Description from Goodreads:
Lady Theodosia Postlewaite, known as Theo to her family and friends, has always had the worst luck. On the night her betrothal was to be announced, she was unwittingly caught in a compromising situation. With her engagement ended and her reputation in tatters, her incensed father demands she flee the gossip by accompanying her dour, grumpy aunt on a sightseeing trip to Egypt. Theo reluctantly agrees, and she’s determined to spend the months abroad proving she possesses the highest moral character. Most especially, she vows to never so much as speak to a handsome man ever again.
Soloman Grey has lived in Egypt for the past decade. His own scandal chased him out of London, and he’s built a new life for himself as an adventurer and explorer. Because of the gossip that ruined him, he doesn’t trust anyone, and he constantly vows that he’ll never so much as glance at a pretty woman ever again.
But when Soloman meets Theo, he’s dragged into her world in a dozen ways he never intended. She’s beautiful, funny, and lonely, and he can’t resist. Yet, he’s the bastard son of an earl, so he could never be worthy of her. When her relatives would do anything to keep them apart, dare he risk all to have her for his very own?
Gosh, I try so hard to like this sort of book.

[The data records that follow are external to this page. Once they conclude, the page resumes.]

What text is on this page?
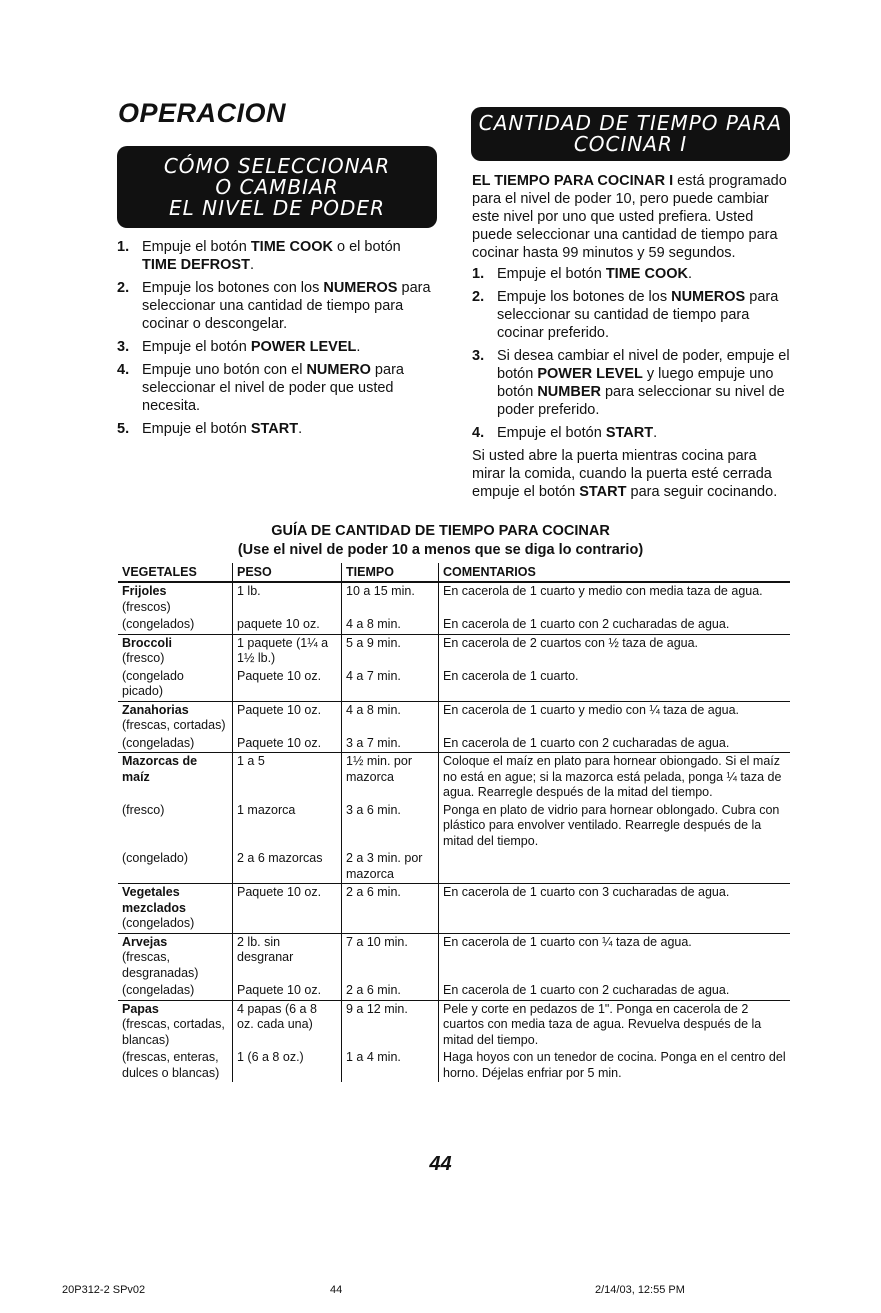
OPERACION
CÓMO SELECCIONAR
O CAMBIAR
EL NIVEL DE PODER
1. Empuje el botón TIME COOK o el botón TIME DEFROST.
2. Empuje los botones con los NUMEROS para seleccionar una cantidad de tiempo para cocinar o descongelar.
3. Empuje el botón POWER LEVEL.
4. Empuje uno botón con el NUMERO para seleccionar el nivel de poder que usted necesita.
5. Empuje el botón START.
CANTIDAD DE TIEMPO PARA
COCINAR I
EL TIEMPO PARA COCINAR I está programado para el nivel de poder 10, pero puede cambiar este nivel por uno que usted prefiera. Usted puede seleccionar una cantidad de tiempo para cocinar hasta 99 minutos y 59 segundos.
1. Empuje el botón TIME COOK.
2. Empuje los botones de los NUMEROS para seleccionar su cantidad de tiempo para cocinar preferido.
3. Si desea cambiar el nivel de poder, empuje el botón POWER LEVEL y luego empuje uno botón NUMBER para seleccionar su nivel de poder preferido.
4. Empuje el botón START.
Si usted abre la puerta mientras cocina para mirar la comida, cuando la puerta esté cerrada empuje el botón START para seguir cocinando.
GUÍA DE CANTIDAD DE TIEMPO PARA COCINAR
(Use el nivel de poder 10 a menos que se diga lo contrario)
VEGETALES	PESO	TIEMPO	COMENTARIOS

Frijoles
(frescos)	1 lb.	10 a 15 min.	En cacerola de 1 cuarto y medio con media taza de agua.

(congelados)	paquete 10 oz.	4 a 8 min.	En cacerola de 1 cuarto con 2 cucharadas de agua.

Broccoli
(fresco)	1 paquete (1¼ a 1½ lb.)	5 a 9 min.	En cacerola de 2 cuartos con ½ taza de agua.

(congelado picado)	Paquete 10 oz.	4 a 7 min.	En cacerola de 1 cuarto.

Zanahorias
(frescas, cortadas)	Paquete 10 oz.	4 a 8 min.	En cacerola de 1 cuarto y medio con ¼ taza de agua.

(congeladas)	Paquete 10 oz.	3 a 7 min.	En cacerola de 1 cuarto con 2 cucharadas de agua.

Mazorcas de maíz	1 a 5	1½ min. por mazorca	Coloque el maíz en plato para hornear obiongado. Si el maíz no está en ague; si la mazorca está pelada, ponga ¼ taza de agua. Rearregle después de la mitad del tiempo.

(fresco)	1 mazorca	3 a 6 min.	Ponga en plato de vidrio para hornear oblongado. Cubra con plástico para envolver ventilado. Rearregle después de la mitad del tiempo.

(congelado)	2 a 6 mazorcas	2 a 3 min. por mazorca	

Vegetales mezclados
(congelados)	Paquete 10 oz.	2 a 6 min.	En cacerola de 1 cuarto con 3 cucharadas de agua.

Arvejas
(frescas, desgranadas)	2 lb. sin desgranar	7 a 10 min.	En cacerola de 1 cuarto con ¼ taza de agua.

(congeladas)	Paquete 10 oz.	2 a 6 min.	En cacerola de 1 cuarto con 2 cucharadas de agua.

Papas
(frescas, cortadas, blancas)	4 papas (6 a 8 oz. cada una)	9 a 12 min.	Pele y corte en pedazos de 1". Ponga en cacerola de 2 cuartos con media taza de agua. Revuelva después de la mitad del tiempo.

(frescas, enteras, dulces o blancas)	1 (6 a 8 oz.)	1 a 4 min.	Haga hoyos con un tenedor de cocina. Ponga en el centro del horno. Déjelas enfriar por 5 min.
44
20P312-2 SPv02	44	2/14/03, 12:55 PM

I really do. I really want to. But, while this was a fine book, it certainly didn’t light my fire. Victorian romances (yes, despite that deceptive cover it is a Victorian romance) just so often include things that annoy me and I don’t just mean because of the supposed conservatism of the time. But the common elements of the books (I’m trying not to say tropes, because i’m not really talking tropes) frequently annoy me.
One of the big one revolves around the sex scenes. Two things I strongly dislike in a sex scene: the idea that a woman’s vagina is a button and a man just has to touch it once and, click, she’ll orgasim. This especially enrages me when dealing with virgins. And two, the innocent little wide-eyed virgin that orgasims (usually at a simple touch) who then has to ask, “What was that?” “What’s happening to my body?” Gah, I hate this so much, I just can’t tell you how much! And these sorts of books always seem to have this scene, this one included. It’s the whole representation of women, their bodies and their sexuality that makes me want to kick a puppy or something.
Similarly, so often these sorts of books, this one included, always have to girl putting herself out there and the man never emotionally reaching for her (often ‘for her own good). This one felt especially egregious in this department to me. Theo spent the whole book informing Soloman that he’s a good man and she wanted him. Then we had the obligatory separation and she suffered horribly. But when he decided he wanted her again, he came to her and forced her to expose all her vulnerabilities and tell him she wanted him before he’d say he wanted her. I never felt that he was contrite over his behavior and he was never in an emotionally vulnerable position for her, that was ALWAYS her place.
The writing itself is fine. There was a tendency to repeat phrases. Several times men ‘sat back grinning and preening.’ People had a tendency to grab one another and then be ‘kissing and kissing.’ I also felt a little of the language was anachronistic, but it was more an over all impression than anything specific. Did woman say butt out in Victorian times? Maybe they did, but the bold way women spoke in general sometimes didn’t feel right to me. But overall the writing was fine. There’s some amusing banter between Theo and Soloman (though not always believable). It’s not a bad book and if such books didn’t annoy me in general, no matter how often I give them another try, I might have liked it more. As it was I’m barely keeping my rating about the centre mark.